Leaders of both parties are in a bind.  On one hand, the measure is hugely unpopular, since most Americans had assumed the funds would be used to strengthen the petroleum industry in the U.S.  On the other hand, no one wants to acknowledge any flaw in the drafting of the Congressional resolution (which literally every member of Congress voted for), and no one can afford to be seen as anti-science by suggesting that the computer misconstrued the legislation.  (When the Republican governor of Texas suggests that the computer program should be tweaked and re-run, Neil deGrasse Tyson slams him for injecting politics into the scientific method.  "If you change algorithms every time you don't like the results, then you're doing politics, not science," the astronomer points out.  The governor quickly backs down.)

The problem is not just political and technological, though.  A debate breaks out as to what it means for "the greatest country on the face of the earth" to refer to one nation or another.  How does a phrase "reach out" into the world and "attach" to a particular entity?  Can reference be fixed by some sort of objective rule?  Is a causal chain necessary?  Could, for instance, an accidental blotch of paint refer to a tree that it happens to resemble?  Does it matter in what causal relation the viewer stands with the tree?  And what is causation, anyway?

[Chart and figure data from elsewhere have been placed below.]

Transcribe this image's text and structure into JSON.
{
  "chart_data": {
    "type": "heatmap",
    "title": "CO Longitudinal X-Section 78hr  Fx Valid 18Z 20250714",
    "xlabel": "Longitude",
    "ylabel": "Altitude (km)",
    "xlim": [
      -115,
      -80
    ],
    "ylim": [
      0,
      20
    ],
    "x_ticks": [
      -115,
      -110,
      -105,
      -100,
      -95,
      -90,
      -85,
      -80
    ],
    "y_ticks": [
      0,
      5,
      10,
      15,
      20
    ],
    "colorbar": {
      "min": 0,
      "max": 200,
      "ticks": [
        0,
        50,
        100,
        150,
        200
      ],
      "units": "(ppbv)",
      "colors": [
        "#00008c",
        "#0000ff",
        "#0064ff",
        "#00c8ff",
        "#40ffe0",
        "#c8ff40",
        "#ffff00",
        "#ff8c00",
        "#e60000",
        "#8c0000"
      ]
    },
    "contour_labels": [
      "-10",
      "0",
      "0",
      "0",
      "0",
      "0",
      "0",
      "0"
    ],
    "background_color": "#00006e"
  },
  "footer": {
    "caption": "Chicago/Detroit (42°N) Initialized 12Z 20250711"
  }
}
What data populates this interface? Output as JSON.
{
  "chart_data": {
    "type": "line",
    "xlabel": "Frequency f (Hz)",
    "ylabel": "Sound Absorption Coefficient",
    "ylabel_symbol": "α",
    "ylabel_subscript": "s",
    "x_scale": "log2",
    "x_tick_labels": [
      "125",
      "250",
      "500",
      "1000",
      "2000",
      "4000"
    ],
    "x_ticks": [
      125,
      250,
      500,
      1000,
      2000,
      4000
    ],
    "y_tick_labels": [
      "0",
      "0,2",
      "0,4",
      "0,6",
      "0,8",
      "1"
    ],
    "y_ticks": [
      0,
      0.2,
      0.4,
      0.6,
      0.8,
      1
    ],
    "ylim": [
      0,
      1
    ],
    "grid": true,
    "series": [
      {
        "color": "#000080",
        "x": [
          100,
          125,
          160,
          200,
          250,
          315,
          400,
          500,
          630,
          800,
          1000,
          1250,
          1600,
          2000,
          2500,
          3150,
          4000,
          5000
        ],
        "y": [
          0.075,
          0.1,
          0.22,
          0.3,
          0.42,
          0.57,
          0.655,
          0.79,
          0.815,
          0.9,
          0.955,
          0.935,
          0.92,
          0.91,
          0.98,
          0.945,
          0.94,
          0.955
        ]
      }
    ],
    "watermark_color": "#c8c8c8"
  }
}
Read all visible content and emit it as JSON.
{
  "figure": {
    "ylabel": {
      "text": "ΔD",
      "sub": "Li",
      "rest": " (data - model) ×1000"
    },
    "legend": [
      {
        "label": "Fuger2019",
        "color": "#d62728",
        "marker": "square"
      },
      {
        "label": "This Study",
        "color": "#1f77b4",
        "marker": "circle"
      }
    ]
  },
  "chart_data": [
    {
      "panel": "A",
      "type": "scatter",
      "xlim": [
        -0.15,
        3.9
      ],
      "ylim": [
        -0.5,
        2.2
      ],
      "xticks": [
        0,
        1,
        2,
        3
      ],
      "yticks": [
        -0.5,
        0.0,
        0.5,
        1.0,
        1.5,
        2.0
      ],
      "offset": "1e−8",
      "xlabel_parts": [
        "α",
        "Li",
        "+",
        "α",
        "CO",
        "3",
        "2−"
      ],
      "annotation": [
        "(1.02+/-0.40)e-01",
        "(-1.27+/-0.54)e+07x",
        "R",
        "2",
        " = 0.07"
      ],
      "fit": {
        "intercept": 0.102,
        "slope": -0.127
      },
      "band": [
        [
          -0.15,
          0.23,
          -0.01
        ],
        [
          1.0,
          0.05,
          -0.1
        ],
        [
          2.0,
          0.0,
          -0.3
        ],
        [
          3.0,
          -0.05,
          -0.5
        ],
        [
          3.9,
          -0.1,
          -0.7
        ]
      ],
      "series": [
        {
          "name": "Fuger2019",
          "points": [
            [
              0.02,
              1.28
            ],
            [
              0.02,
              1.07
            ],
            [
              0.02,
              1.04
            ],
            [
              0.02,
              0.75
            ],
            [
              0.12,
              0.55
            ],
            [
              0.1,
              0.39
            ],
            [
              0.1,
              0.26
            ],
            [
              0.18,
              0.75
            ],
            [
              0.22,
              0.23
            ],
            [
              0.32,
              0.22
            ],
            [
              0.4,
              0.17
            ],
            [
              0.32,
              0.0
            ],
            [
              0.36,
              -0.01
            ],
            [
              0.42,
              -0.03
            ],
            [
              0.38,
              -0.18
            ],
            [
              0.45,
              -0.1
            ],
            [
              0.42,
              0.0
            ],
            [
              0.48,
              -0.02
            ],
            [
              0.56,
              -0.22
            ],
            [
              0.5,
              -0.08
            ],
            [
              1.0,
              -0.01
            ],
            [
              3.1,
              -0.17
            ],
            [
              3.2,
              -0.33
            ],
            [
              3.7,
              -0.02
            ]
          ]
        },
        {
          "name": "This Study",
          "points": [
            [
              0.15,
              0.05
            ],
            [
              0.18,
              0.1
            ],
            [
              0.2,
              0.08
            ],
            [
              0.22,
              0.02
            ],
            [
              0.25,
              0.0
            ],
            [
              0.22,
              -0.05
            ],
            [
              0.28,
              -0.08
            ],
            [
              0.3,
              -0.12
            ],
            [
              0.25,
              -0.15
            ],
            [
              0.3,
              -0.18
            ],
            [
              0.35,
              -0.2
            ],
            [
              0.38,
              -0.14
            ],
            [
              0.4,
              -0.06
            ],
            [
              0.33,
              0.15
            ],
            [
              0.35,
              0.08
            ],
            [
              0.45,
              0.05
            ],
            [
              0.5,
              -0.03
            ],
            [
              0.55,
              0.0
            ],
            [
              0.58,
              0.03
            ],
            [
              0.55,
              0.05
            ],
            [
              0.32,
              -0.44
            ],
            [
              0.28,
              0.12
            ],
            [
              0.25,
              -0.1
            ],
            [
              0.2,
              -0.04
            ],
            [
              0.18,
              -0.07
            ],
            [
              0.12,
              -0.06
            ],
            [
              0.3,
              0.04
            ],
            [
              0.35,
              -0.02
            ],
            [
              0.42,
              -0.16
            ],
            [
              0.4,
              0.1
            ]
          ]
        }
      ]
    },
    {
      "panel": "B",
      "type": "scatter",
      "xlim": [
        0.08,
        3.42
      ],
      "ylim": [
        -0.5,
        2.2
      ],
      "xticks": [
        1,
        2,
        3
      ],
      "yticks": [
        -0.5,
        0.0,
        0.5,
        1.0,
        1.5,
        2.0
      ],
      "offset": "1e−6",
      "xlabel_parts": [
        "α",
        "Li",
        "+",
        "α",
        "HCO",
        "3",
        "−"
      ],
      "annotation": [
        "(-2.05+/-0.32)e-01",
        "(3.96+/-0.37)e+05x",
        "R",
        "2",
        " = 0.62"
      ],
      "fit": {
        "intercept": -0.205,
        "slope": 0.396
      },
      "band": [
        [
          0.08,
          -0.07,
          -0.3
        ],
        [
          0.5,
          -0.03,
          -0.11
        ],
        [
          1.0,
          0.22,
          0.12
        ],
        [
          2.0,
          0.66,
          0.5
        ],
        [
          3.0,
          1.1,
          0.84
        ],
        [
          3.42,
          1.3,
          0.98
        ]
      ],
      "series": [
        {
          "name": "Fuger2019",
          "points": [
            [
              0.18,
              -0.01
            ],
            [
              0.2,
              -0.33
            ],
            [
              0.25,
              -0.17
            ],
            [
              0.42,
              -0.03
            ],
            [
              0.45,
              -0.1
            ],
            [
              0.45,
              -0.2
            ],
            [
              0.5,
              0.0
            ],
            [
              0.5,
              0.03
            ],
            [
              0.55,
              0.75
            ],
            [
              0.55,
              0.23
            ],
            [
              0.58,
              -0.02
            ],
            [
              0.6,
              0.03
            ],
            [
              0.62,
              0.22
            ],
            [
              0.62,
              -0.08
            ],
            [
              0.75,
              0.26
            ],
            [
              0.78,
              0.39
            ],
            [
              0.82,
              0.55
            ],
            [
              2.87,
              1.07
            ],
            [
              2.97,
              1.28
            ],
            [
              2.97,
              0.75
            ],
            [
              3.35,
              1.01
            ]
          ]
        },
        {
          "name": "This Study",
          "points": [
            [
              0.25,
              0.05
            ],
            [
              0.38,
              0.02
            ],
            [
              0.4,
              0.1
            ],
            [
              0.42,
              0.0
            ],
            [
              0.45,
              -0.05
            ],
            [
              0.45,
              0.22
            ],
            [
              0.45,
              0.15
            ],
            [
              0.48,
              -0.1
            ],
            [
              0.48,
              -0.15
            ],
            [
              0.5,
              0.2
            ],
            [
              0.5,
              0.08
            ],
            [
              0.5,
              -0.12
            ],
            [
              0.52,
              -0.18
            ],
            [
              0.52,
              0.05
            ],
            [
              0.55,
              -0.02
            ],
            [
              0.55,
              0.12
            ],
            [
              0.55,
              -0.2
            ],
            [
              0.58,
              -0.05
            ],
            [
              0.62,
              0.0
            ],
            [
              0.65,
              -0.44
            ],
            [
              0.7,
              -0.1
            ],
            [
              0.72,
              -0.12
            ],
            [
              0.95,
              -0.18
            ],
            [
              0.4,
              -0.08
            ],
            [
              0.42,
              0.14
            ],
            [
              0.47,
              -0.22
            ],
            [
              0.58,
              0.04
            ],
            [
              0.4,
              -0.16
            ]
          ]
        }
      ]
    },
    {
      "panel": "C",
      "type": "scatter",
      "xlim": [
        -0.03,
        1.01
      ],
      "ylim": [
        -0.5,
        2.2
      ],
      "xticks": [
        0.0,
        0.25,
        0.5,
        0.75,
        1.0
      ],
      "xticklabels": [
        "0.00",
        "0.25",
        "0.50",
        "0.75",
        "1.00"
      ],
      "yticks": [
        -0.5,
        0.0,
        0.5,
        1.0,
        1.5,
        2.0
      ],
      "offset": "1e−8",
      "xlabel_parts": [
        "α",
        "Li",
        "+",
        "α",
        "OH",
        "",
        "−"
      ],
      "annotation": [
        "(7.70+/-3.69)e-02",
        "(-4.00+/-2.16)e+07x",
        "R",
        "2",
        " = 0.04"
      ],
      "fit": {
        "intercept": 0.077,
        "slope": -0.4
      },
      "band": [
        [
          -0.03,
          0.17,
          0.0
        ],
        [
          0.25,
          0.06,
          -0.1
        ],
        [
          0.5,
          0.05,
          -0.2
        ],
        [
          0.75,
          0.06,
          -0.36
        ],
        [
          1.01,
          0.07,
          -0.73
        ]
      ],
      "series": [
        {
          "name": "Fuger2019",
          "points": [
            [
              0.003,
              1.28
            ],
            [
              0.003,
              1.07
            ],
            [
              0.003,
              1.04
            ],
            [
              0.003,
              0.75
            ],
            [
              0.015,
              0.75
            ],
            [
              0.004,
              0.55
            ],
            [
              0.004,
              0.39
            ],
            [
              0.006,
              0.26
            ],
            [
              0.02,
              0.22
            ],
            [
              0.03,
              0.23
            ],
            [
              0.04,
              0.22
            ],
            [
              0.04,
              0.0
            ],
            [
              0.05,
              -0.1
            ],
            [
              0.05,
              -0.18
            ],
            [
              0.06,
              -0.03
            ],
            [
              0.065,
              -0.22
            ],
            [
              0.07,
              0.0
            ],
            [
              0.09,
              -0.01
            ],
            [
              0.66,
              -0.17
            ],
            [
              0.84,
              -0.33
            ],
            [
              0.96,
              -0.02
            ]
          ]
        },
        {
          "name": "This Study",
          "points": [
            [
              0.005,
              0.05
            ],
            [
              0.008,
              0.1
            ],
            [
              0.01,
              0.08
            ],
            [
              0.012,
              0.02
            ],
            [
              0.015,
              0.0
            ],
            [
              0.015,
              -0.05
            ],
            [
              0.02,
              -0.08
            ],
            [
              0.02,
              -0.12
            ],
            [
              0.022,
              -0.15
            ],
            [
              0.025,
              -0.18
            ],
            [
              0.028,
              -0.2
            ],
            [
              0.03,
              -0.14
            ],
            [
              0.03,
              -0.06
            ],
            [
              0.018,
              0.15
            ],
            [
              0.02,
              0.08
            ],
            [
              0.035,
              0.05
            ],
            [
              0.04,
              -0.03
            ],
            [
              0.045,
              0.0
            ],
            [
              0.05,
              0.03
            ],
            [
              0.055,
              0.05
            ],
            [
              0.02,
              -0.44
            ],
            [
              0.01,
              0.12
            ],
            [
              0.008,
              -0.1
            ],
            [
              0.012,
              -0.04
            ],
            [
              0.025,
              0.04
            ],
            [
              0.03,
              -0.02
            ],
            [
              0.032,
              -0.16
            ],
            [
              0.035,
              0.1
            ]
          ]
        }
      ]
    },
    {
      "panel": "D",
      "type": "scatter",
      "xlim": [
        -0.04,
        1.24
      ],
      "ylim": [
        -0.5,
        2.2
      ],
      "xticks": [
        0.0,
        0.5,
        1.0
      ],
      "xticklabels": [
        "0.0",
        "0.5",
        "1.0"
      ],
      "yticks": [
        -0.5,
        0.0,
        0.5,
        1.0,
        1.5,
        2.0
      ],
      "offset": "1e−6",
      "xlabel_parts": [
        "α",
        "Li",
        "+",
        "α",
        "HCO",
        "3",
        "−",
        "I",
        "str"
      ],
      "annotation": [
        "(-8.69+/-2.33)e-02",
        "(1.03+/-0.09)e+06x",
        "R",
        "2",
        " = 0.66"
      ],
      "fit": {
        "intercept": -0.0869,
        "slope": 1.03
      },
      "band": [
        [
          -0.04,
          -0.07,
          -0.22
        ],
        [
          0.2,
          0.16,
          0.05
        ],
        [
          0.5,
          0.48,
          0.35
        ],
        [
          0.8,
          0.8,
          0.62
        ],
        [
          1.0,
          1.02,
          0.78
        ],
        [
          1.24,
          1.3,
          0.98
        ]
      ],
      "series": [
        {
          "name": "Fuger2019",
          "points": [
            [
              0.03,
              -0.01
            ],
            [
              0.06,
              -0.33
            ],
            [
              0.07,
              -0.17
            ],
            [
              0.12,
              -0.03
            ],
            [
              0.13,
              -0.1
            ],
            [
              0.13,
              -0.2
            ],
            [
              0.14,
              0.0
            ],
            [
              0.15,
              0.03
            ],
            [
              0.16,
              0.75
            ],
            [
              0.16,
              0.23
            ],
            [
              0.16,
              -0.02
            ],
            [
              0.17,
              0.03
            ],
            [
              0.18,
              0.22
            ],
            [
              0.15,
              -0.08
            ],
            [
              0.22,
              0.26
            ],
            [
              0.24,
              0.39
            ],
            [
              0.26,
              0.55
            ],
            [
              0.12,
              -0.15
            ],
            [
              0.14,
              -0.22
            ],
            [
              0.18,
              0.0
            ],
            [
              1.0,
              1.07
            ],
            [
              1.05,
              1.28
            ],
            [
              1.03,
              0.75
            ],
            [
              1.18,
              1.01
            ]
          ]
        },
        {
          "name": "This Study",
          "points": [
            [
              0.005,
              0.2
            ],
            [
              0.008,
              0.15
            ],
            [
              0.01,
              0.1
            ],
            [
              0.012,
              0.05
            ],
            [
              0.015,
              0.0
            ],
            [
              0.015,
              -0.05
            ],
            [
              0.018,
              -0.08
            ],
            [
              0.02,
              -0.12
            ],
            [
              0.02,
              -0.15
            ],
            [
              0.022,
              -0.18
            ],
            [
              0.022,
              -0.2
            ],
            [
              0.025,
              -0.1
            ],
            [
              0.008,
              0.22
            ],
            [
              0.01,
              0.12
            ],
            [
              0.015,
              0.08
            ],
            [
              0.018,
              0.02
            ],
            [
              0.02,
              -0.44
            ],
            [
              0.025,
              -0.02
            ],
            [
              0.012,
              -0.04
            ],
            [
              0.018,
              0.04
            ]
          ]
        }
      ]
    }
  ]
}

Disturb the Universe thus becomes much more philosophical than Crime, and because of the way the plot unfolds it does not fit comfortably within "wishful fiction."  But for exactly that reason, it is a bolder and more profound exploration of the genre's outer bounds than any of Dave's other books, and it is also a cri de coeur, the opening salvo in Dave's passionate argument for the ongoing relevance of philosophy.  The future of the country may not be at stake—yet.  But the future of philosophy and the public intellectual is very much in play, and Disturb the Universe is right in the middle of it.